The official response to McKenzie from Coast Guard Public Information Officer Lt. Cmdr. C.T. O’Neil was: “Oil and grease analytical methods, such as those employed to test the sample you submitted, cannot distinguish between petroleum oils and any other fatty materials including those fatty materials that naturally occur in shrimp.”
Testing takes time and is expensive, said McKenzie, whose nonprofit NOLA Emergency Response is entirely volunteer run. The small staff is paying for the tests out of their own pockets.
Testing kits promoted
The Bucket Brigade is also trying to support the communities most affected by passing out kits that will let residents do their own testing of seafood. Brabeck recently did so in Grand Isle.

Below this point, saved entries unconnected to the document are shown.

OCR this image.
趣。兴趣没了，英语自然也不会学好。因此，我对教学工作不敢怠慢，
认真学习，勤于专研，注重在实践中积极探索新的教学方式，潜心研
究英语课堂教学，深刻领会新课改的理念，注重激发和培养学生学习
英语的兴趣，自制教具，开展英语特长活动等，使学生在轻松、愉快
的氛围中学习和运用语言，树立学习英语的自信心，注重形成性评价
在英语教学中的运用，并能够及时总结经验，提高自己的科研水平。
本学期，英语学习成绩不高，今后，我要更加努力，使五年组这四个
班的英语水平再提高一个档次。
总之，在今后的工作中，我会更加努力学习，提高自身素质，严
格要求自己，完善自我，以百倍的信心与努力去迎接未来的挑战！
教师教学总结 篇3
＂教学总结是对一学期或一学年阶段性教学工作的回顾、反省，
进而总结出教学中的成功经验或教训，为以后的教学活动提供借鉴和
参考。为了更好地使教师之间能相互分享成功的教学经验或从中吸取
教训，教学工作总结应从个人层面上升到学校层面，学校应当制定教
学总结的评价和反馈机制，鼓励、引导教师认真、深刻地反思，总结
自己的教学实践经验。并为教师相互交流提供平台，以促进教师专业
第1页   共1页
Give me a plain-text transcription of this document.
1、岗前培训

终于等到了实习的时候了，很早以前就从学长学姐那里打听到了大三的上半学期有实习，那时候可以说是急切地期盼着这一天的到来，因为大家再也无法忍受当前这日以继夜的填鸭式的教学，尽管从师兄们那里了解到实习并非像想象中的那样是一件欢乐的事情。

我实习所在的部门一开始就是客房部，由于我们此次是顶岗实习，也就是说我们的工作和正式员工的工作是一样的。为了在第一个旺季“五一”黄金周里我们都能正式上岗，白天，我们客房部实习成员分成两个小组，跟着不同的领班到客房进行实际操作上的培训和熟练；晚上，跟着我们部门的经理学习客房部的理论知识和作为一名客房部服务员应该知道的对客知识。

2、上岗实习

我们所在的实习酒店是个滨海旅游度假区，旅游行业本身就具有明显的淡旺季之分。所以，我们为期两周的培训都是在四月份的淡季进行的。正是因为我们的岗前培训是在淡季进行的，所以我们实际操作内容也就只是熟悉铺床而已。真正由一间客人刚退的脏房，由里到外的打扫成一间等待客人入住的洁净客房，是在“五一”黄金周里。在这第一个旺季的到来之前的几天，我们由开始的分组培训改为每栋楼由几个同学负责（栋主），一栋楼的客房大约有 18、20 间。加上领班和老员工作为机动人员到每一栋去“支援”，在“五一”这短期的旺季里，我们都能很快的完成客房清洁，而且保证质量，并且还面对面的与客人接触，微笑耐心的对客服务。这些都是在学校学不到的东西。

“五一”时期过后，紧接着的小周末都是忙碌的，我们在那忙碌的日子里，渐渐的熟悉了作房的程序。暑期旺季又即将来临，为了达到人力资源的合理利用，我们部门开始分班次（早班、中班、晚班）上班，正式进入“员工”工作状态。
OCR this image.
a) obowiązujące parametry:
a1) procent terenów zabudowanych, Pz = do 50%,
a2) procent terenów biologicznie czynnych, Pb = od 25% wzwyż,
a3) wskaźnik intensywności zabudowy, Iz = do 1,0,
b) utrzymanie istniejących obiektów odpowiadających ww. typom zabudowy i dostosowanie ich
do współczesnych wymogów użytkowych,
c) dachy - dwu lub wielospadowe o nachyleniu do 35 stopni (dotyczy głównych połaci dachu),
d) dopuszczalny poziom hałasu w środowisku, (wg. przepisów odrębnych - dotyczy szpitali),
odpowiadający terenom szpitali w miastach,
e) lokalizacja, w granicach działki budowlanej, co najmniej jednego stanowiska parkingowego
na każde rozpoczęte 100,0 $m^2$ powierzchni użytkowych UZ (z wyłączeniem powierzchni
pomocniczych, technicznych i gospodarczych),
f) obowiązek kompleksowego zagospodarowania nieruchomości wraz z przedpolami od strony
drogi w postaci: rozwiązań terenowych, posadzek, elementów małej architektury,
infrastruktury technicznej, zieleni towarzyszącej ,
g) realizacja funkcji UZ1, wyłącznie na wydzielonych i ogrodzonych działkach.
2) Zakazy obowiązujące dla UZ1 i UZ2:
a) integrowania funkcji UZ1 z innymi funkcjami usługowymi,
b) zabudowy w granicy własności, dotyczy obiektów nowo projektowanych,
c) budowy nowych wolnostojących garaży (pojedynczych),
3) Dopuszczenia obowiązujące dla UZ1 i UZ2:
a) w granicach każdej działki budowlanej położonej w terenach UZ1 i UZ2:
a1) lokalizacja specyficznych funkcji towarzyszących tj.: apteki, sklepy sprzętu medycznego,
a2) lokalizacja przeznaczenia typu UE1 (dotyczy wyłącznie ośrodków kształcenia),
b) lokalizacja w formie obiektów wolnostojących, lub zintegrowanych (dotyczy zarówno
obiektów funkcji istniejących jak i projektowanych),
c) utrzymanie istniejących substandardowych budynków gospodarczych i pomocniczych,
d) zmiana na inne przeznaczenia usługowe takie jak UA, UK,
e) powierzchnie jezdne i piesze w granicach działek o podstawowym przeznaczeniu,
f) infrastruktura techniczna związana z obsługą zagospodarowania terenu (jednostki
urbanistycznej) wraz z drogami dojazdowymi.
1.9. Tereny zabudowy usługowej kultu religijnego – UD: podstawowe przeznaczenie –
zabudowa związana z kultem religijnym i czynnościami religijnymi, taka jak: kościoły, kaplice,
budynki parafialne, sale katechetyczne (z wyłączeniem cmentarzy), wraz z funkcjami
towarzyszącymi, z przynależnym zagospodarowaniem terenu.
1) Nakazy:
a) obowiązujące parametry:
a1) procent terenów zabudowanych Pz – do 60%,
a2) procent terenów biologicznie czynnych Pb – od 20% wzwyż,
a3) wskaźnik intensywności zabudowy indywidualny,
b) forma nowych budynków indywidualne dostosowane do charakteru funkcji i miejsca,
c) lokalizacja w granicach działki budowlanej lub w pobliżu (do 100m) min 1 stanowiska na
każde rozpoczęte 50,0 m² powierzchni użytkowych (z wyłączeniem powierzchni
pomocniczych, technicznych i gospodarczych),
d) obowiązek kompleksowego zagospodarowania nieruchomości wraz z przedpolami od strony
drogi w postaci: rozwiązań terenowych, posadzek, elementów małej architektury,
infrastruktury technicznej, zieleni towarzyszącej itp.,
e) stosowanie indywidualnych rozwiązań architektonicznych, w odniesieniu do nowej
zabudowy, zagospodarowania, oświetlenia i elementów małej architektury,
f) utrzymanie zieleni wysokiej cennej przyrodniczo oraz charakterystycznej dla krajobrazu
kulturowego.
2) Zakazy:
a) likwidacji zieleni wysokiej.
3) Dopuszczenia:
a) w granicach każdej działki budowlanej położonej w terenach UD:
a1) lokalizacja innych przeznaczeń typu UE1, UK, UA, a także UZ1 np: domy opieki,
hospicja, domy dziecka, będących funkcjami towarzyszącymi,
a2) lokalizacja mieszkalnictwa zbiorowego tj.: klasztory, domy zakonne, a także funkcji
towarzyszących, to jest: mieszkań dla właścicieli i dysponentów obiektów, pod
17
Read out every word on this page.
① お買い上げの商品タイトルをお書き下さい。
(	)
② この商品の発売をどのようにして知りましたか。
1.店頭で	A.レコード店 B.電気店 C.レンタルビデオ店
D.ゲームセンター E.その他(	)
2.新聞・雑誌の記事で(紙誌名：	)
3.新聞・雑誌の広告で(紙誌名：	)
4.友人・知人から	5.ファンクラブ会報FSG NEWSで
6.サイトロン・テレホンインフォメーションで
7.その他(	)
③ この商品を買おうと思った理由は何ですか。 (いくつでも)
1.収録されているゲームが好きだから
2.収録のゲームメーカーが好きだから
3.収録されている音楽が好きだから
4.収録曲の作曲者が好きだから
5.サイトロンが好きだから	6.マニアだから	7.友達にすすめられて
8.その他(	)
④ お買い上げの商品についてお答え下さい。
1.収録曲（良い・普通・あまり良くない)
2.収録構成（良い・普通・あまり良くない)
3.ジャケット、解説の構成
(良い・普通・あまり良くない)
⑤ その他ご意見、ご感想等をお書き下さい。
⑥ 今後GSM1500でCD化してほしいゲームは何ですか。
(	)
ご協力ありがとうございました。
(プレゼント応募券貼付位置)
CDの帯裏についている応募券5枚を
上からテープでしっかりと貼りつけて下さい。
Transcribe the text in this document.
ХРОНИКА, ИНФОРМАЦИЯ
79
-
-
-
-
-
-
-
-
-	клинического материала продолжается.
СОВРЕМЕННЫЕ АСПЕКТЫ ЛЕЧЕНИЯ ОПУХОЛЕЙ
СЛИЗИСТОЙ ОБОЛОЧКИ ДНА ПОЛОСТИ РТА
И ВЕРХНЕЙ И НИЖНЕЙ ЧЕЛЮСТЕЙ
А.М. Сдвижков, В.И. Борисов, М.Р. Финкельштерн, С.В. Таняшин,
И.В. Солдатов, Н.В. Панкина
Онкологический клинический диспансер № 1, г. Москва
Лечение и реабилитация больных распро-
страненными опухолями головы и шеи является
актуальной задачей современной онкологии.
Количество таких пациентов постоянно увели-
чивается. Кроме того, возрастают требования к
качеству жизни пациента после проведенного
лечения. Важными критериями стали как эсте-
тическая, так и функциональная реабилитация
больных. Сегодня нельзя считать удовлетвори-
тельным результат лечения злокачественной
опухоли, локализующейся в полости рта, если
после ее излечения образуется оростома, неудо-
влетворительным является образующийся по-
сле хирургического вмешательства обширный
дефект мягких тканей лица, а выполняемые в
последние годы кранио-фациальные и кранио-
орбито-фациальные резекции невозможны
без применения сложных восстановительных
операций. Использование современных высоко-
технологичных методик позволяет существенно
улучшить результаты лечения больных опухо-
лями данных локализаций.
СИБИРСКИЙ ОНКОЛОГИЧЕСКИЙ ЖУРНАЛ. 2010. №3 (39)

“They are feeling disenfranchised and for good reason,” he said. “They want to test their own seafood, and by passing out the kits, they have a voice now. They don’t have to rely on information from BP or the federal government.”
“It’s common knowledge that people in the Gulf love their seafood,” said Natural Resources Defense Council senior scientist Gina Solomon in the survey. “Yet despite this, FDA has been setting safety standards for cancer-causing chemicals based on nationwide seafood consumption rates – failing to take the uniqueness of the regional diet into consideration. And this is a problem, because it means that current FDA standards may also be failing to adequately protect many people in the Gulf.”